COUNCILLORS have agreed to support an environmental project which will centre around the Tweed.
‘Pollinators Along the Tweed’, a project being run by the Tweed Forum as part of the Destination Tweed programme, would see nature corridors on either side of the river created with wildflowers and grassland.
At a Scottish Borders Council (SBC) executive committee meeting last week (August 17), councillors discussed a report which encouraged members to support the proposals. It includes signing up to a 10-year management plan and looking into funding streams to maintain the roll-out of the project across the region.
“This is a brilliant project and a fantastic initiative,” said independent Tweeddale East councillor Robin Tatler.
Destination Tweed, aims to highlight the Tweed as a key visitor attraction, and will cover 100 miles of the river from Moffat to Berwick-upon-Tweed.
The project includes a trail along the river which will encourage visitors to take in the sites and attractions of Borders towns.
Although councillors agreed to approve the council’s involvement in the Pollinators Along the Tweed project, some also raised concerns over grass cutting policies.
“We’ve experienced the kick backs from grass cutting changes in the past,” said Simon Mountford, of the Conservatives, “and I’m not saying the community won’t support it [project], I’m sure they will in time, if we go about a proper communication exercise, if we take the time to explain this – and it will take time because people are resistant to change (that’s human nature).
“Therefore, a considerable effort needs to be invested in getting the message across and getting the ambitions of the project across so people understand that.”
Selkirk councillor Gordon Edgar (independent) also offered his support for the project, but added his concerns regarding the funding of the 10-year project.
Mr Edgar said: “I would ask that the maintenance of the project is assured before staffing. As long as the revenue funding is there I think it’s an exciting project and fully support [it].”
John Curry, who is the service director for assets and infrastructure at the council, said: “We’ll be trying to get clarity on the scale of cost and a forward plan for that for the next 10 years and bring that back as an update before the project is implemented and hopefully once we’ve got approval just so you’re clear in the budget setting process.”

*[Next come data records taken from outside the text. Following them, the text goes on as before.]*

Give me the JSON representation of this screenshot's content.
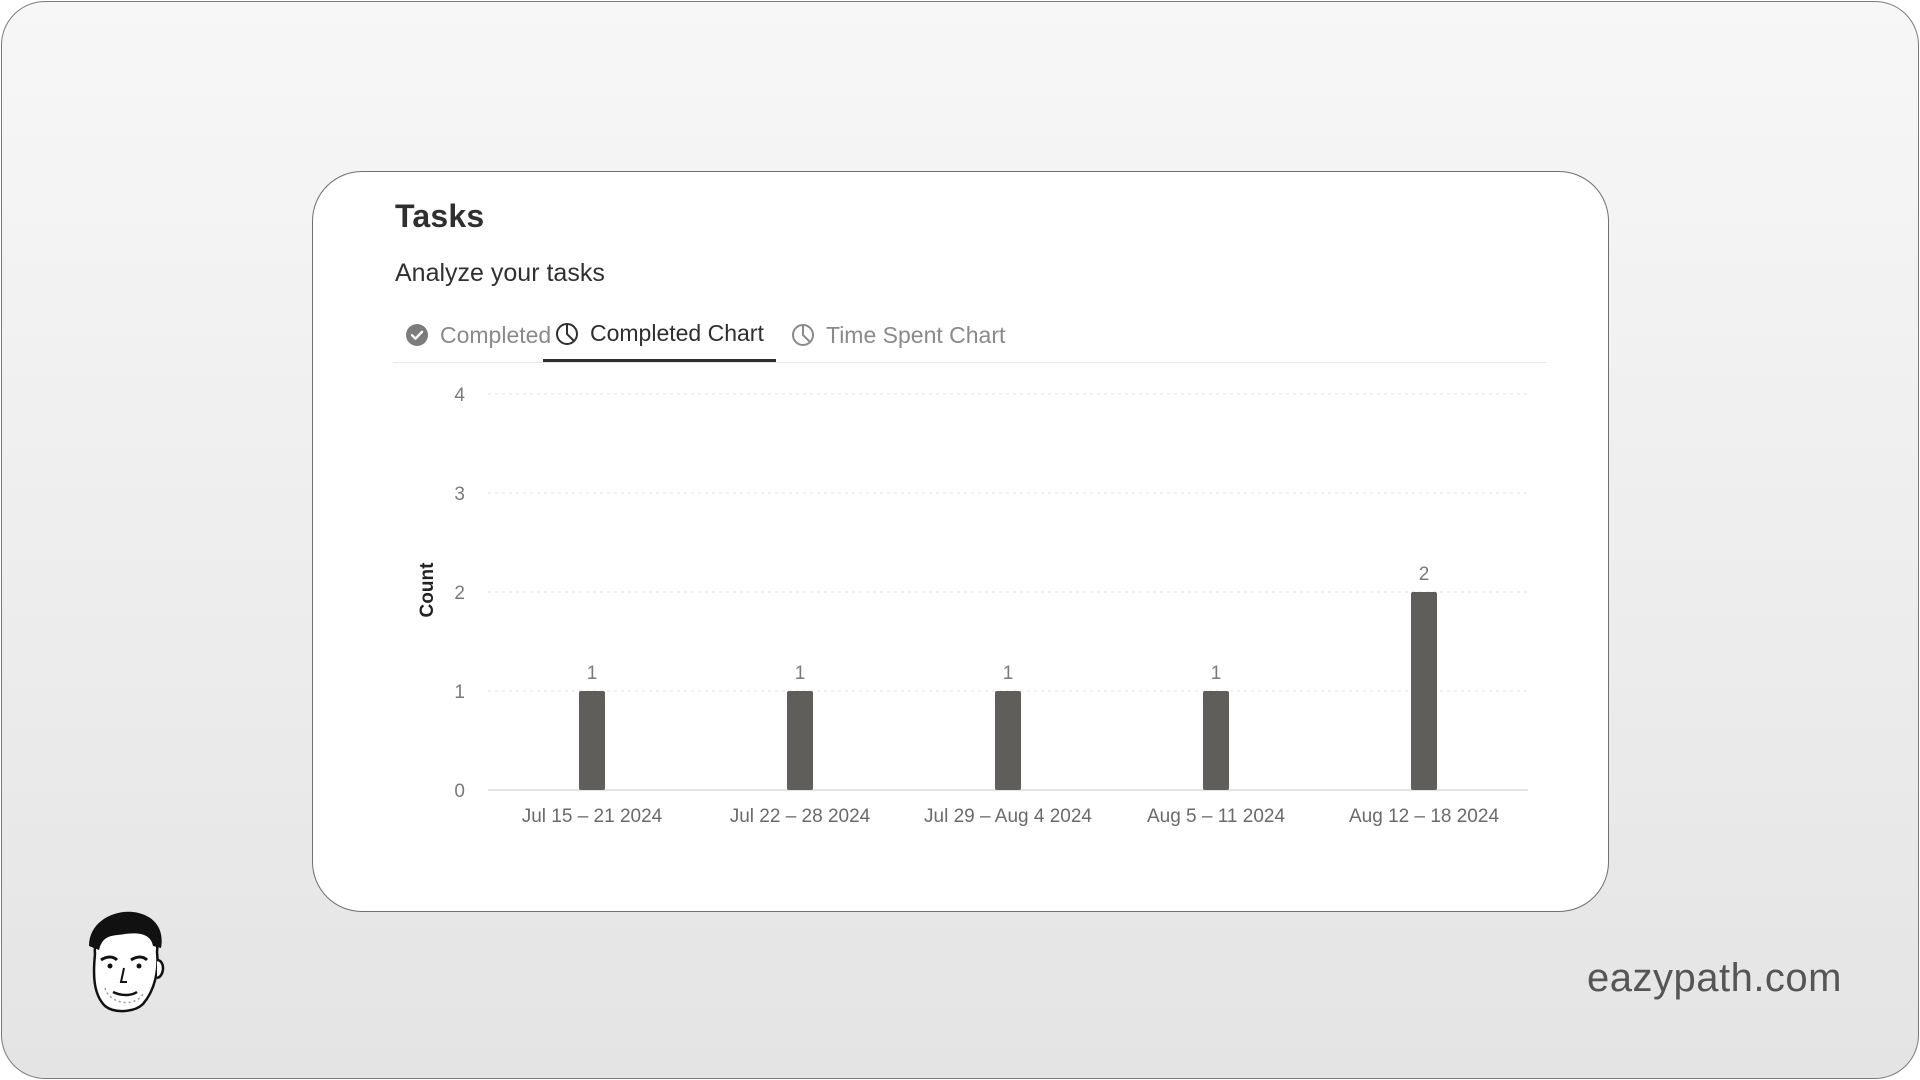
{
  "header": {
    "title": "Tasks",
    "subtitle": "Analyze your tasks"
  },
  "tabs": [
    {
      "label": "Completed",
      "icon": "check-circle-icon",
      "active": false
    },
    {
      "label": "Completed Chart",
      "icon": "pie-chart-icon",
      "active": true
    },
    {
      "label": "Time Spent Chart",
      "icon": "pie-chart-icon",
      "active": false
    }
  ],
  "footer": {
    "brand": "eazypath.com"
  },
  "colors": {
    "bar": "#5f5e5a",
    "grid": "#e3e3e3",
    "axis_text": "#7a7a7a"
  },
  "chart_data": {
    "type": "bar",
    "categories": [
      "Jul 15 – 21 2024",
      "Jul 22 – 28 2024",
      "Jul 29 – Aug 4 2024",
      "Aug 5 – 11 2024",
      "Aug 12 – 18 2024"
    ],
    "values": [
      1,
      1,
      1,
      1,
      2
    ],
    "data_labels": [
      "1",
      "1",
      "1",
      "1",
      "2"
    ],
    "title": "",
    "xlabel": "",
    "ylabel": "Count",
    "ylim": [
      0,
      4
    ],
    "yticks": [
      0,
      1,
      2,
      3,
      4
    ],
    "grid": true,
    "legend": "none"
  }
}
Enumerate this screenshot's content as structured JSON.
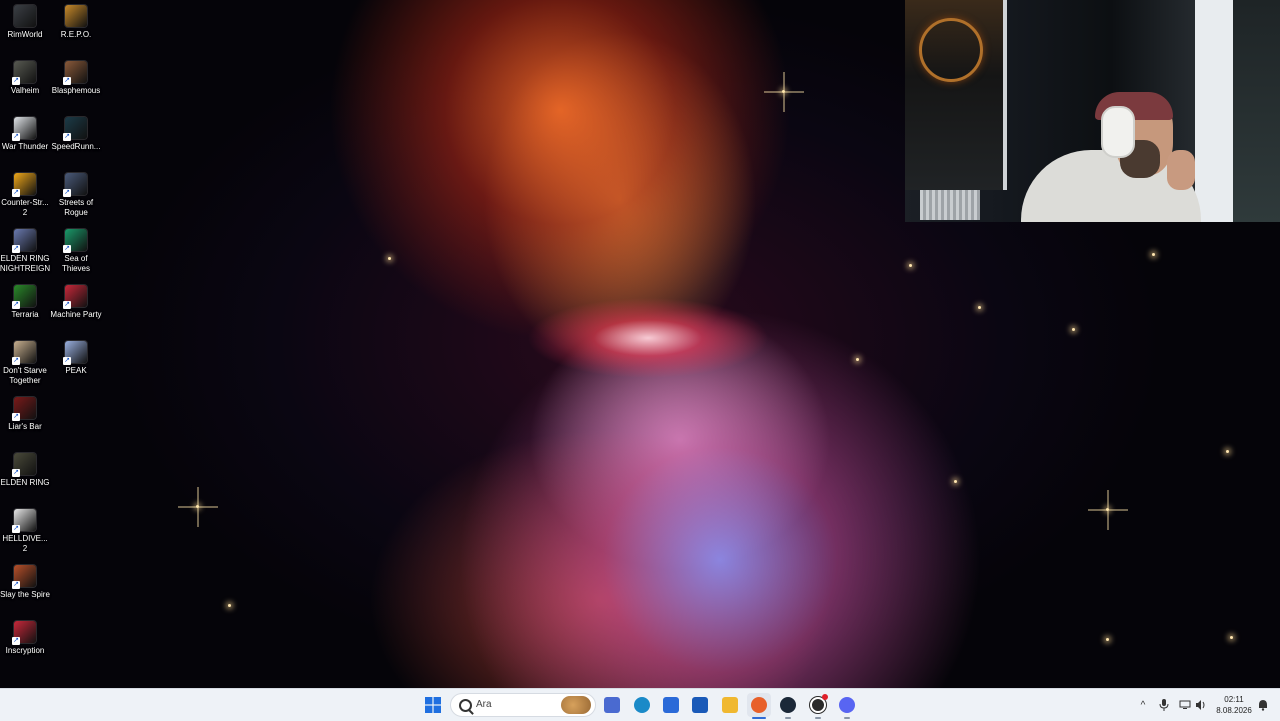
{
  "desktop": {
    "icons": [
      {
        "label": "RimWorld",
        "icon": "rimworld-icon",
        "color": "#3b3f45"
      },
      {
        "label": "R.E.P.O.",
        "icon": "repo-icon",
        "color": "#c88a2a"
      },
      {
        "label": "Valheim",
        "icon": "valheim-icon",
        "color": "#585a52"
      },
      {
        "label": "Blasphemous",
        "icon": "blasphemous-icon",
        "color": "#8a5a3a"
      },
      {
        "label": "War Thunder",
        "icon": "war-thunder-icon",
        "color": "#e0e4e8"
      },
      {
        "label": "SpeedRunn...",
        "icon": "speedrunners-icon",
        "color": "#1c3b48"
      },
      {
        "label": "Counter-Str... 2",
        "icon": "counter-strike-icon",
        "color": "#f0a81a"
      },
      {
        "label": "Streets of Rogue",
        "icon": "streets-of-rogue-icon",
        "color": "#4a5a7a"
      },
      {
        "label": "ELDEN RING NIGHTREIGN",
        "icon": "elden-ring-nightreign-icon",
        "color": "#6a7ab0"
      },
      {
        "label": "Sea of Thieves",
        "icon": "sea-of-thieves-icon",
        "color": "#1a9a6a"
      },
      {
        "label": "Terraria",
        "icon": "terraria-icon",
        "color": "#2a8a2a"
      },
      {
        "label": "Machine Party",
        "icon": "machine-party-icon",
        "color": "#c8283a"
      },
      {
        "label": "Don't Starve Together",
        "icon": "dont-starve-together-icon",
        "color": "#c8b090"
      },
      {
        "label": "PEAK",
        "icon": "peak-icon",
        "color": "#9ab0e0"
      },
      {
        "label": "Liar's Bar",
        "icon": "liars-bar-icon",
        "color": "#7a1a1a"
      },
      {
        "label": "ELDEN RING",
        "icon": "elden-ring-icon",
        "color": "#4a4a3a"
      },
      {
        "label": "HELLDIVE... 2",
        "icon": "helldivers-icon",
        "color": "#e8e8e8"
      },
      {
        "label": "Slay the Spire",
        "icon": "slay-the-spire-icon",
        "color": "#b8502a"
      },
      {
        "label": "Inscryption",
        "icon": "inscryption-icon",
        "color": "#c8283a"
      }
    ]
  },
  "taskbar": {
    "search_placeholder": "Ara",
    "apps": [
      {
        "name": "start-button",
        "icon": "windows-logo-icon",
        "color": "#1f6fe0"
      },
      {
        "name": "widgets-button",
        "icon": "widgets-icon",
        "color": "#4a6ad0"
      },
      {
        "name": "edge-button",
        "icon": "edge-icon",
        "color": "#1a8ac8"
      },
      {
        "name": "store-button",
        "icon": "microsoft-store-icon",
        "color": "#2a6ad8"
      },
      {
        "name": "outlook-button",
        "icon": "outlook-icon",
        "color": "#1a5ab8"
      },
      {
        "name": "file-explorer-button",
        "icon": "folder-icon",
        "color": "#f0b830"
      },
      {
        "name": "firefox-button",
        "icon": "firefox-icon",
        "color": "#e8602a"
      },
      {
        "name": "steam-button",
        "icon": "steam-icon",
        "color": "#1b2838"
      },
      {
        "name": "obs-button",
        "icon": "obs-icon",
        "color": "#2a2a2a"
      },
      {
        "name": "discord-button",
        "icon": "discord-icon",
        "color": "#5865f2"
      }
    ],
    "clock_time": "02:11",
    "clock_date": "8.08.2026"
  }
}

As part of the project there will also be opportunities to engage with local communities to provide education on the importance of rewilding areas, and how they benefit the area.
Mr Curry told the meeting that such activities will be outlined in a report to be released to the council at a later date. Voicing his support of the project, Galashiels councillor Sandy Aitchison (independent) said: “We have problems with grass cutting still ongoing, but we cannot continue to cut [grass] to bowling green lengths.
“There is a generational difference here, young people accept this climate thing far better than people of my generation who have grown up and been used to glorious bedding plants that bees can’t get into. Sometimes the best bits of nature are around brambles, nettles and all these plants that we have tried to get rid of.”